After imputation, all missing values have been filled. Negative values in columns that should be non-negative have been replaced with the mean of the respective column. For the AcidIndex and LabelAppeal columns, which are discrete or categorical, missing values were filled using the mode (most frequent value). For the STARS column, which is a discrete rating with a large proportion of missing values (~3,000 out of 12,000), KNN imputation was used. 

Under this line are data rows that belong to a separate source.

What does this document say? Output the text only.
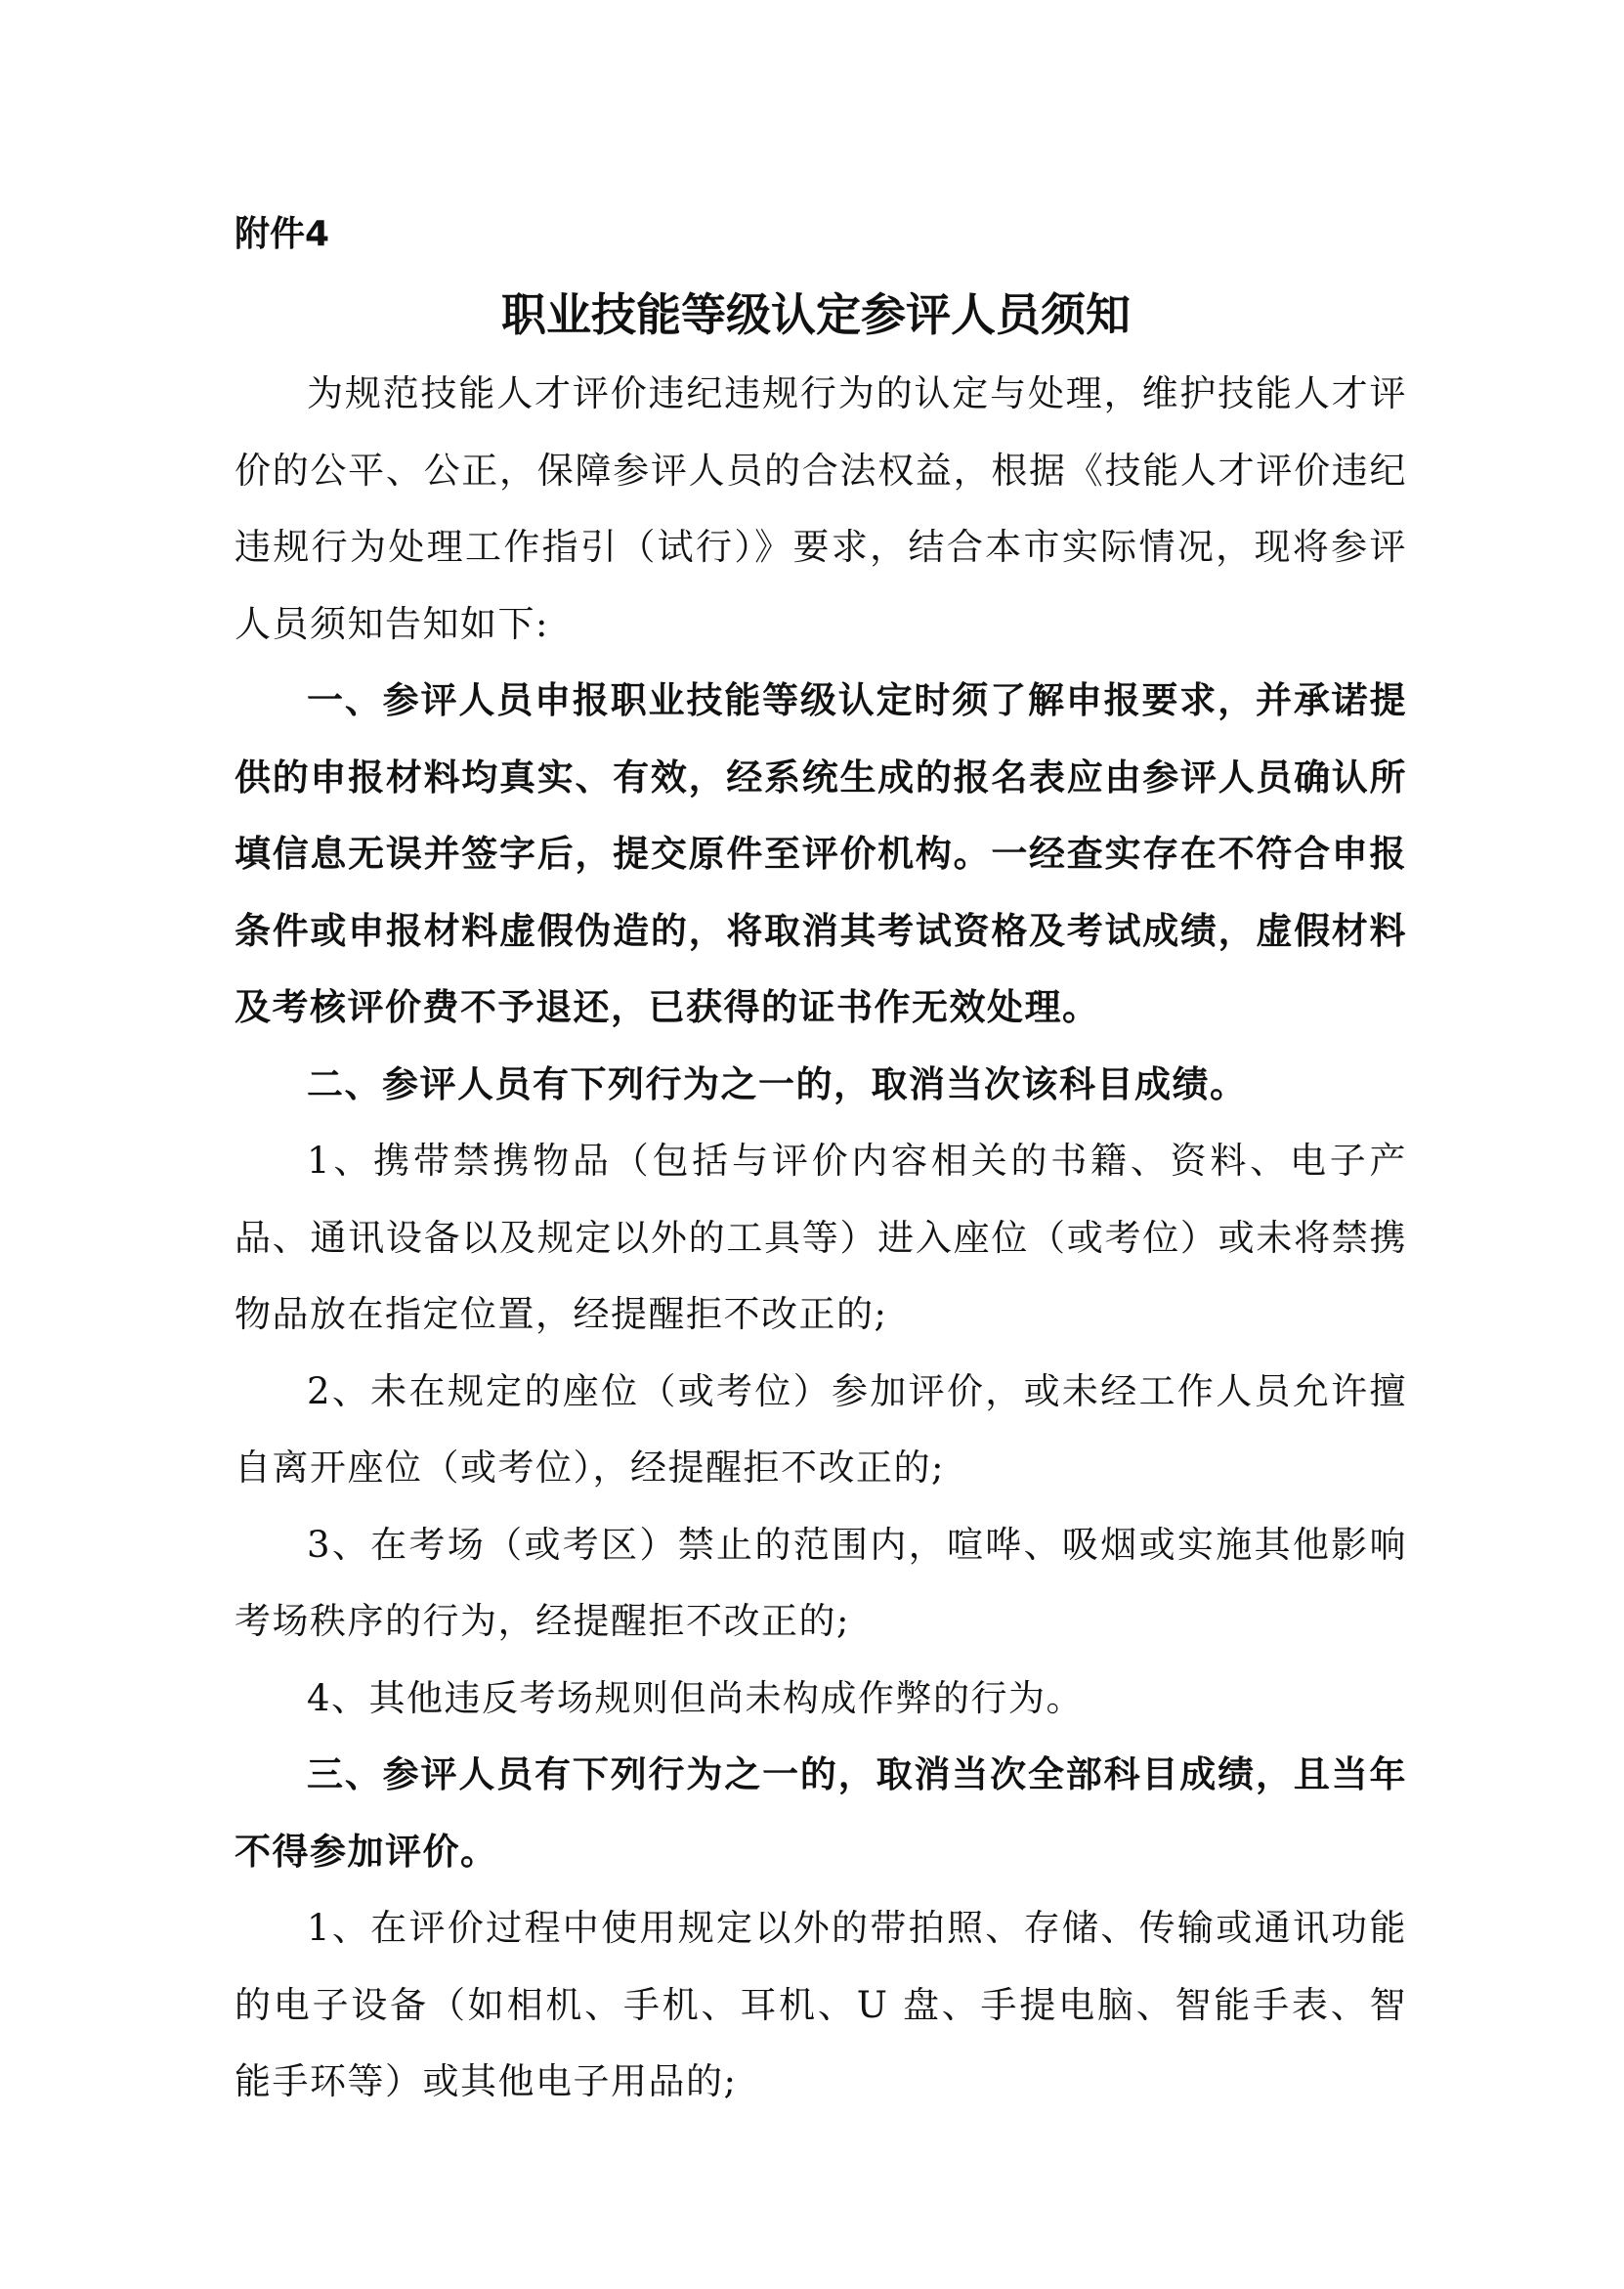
附件4
职业技能等级认定参评人员须知

为规范技能人才评价违纪违规行为的认定与处理，维护技能人才评价的公平、公正，保障参评人员的合法权益，根据《技能人才评价违纪违规行为处理工作指引（试行）》要求，结合本市实际情况，现将参评人员须知告知如下:

一、参评人员申报职业技能等级认定时须了解申报要求，并承诺提供的申报材料均真实、有效，经系统生成的报名表应由参评人员确认所填信息无误并签字后，提交原件至评价机构。一经查实存在不符合申报条件或申报材料虚假伪造的，将取消其考试资格及考试成绩，虚假材料及考核评价费不予退还，已获得的证书作无效处理。

二、参评人员有下列行为之一的，取消当次该科目成绩。

1、携带禁携物品（包括与评价内容相关的书籍、资料、电子产品、通讯设备以及规定以外的工具等）进入座位（或考位）或未将禁携物品放在指定位置，经提醒拒不改正的;

2、未在规定的座位（或考位）参加评价，或未经工作人员允许擅自离开座位（或考位），经提醒拒不改正的;

3、在考场（或考区）禁止的范围内，喧哗、吸烟或实施其他影响考场秩序的行为，经提醒拒不改正的;

4、其他违反考场规则但尚未构成作弊的行为。

三、参评人员有下列行为之一的，取消当次全部科目成绩，且当年不得参加评价。

1、在评价过程中使用规定以外的带拍照、存储、传输或通讯功能的电子设备（如相机、手机、耳机、U 盘、手提电脑、智能手表、智能手环等）或其他电子用品的;
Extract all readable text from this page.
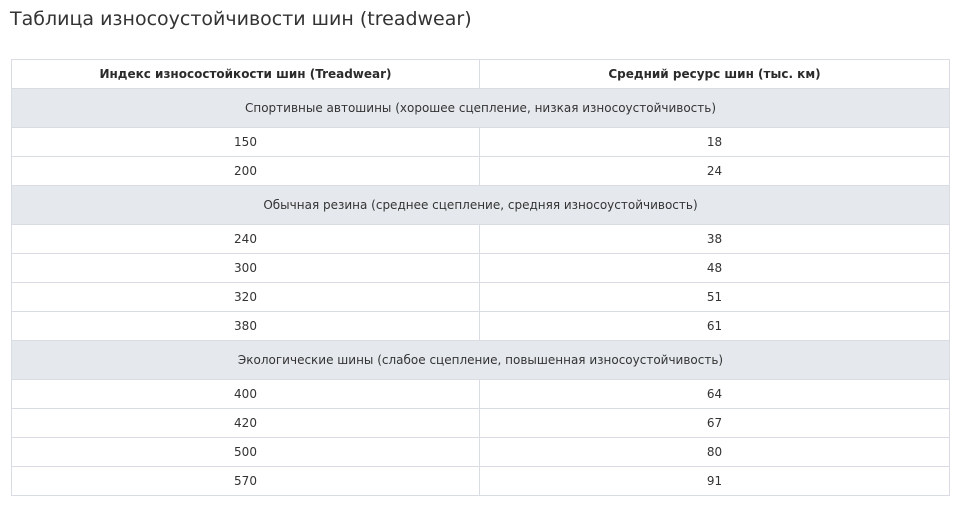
Таблица износоустойчивости шин (treadwear)
Индекс износостойкости шин (Treadwear)	Средний ресурс шин (тыс. км)
Спортивные автошины (хорошее сцепление, низкая износоустойчивость)	
150	18
200	24
Обычная резина (среднее сцепление, средняя износоустойчивость)	
240	38
300	48
320	51
380	61
Экологические шины (слабое сцепление, повышенная износоустойчивость)	
400	64
420	67
500	80
570	91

Mode or median imputation were not ideal for Stars because with so many missing values, these methods would simply fill a large portion of the data with a single value, distorting the actual distribution and reducing variability. KNN imputation makes sure the similarity between samples to estimate missing values based on the patterns in the other features, and the results are rounded and clipped to ensure only valid integer ratings (1-5) are used. This approach avoids introducing nonsensical decimal values and is more robust than median or mode imputation when a large portion of the data is missing.

Below, we rerun EDA on the adjusted columns to compare the results before and after data preparation.

In [None]:
# replot histograms for the adjusted columns
adj_cols = [col for col in nonneg_cols if col in wine_df.columns]
wine_df[adj_cols].hist(bins=30, figsize=(18, 12))
plt.tight_layout()
plt.show()

In [None]:
# replot boxplots for the adjusted columns
plt.figure(figsize=(18, 12))
for i, col in enumerate(adj_cols):
    plt.subplot(4, 4, i+1)
    sns.boxplot(y=wine_df[col])
    plt.title(col)
plt.tight_layout()
plt.show()

## Prepped Data Review

The distributions of the adjusted columns now show fewer extreme outliers and no negative values. Imputation has filled in missing data, making the dataset more suitable for machine learning. However, some features remain a bit skewed.

## Conclusions

Through a combination of exploratory data analysis and data preparation, we have identified and addressed several data integrity issues in the wine dataset. Missing and invalid values were handled using imputation, and negative values in non-negative columns were corrected. The resulting dataset is now more suitable for use in machine learning models.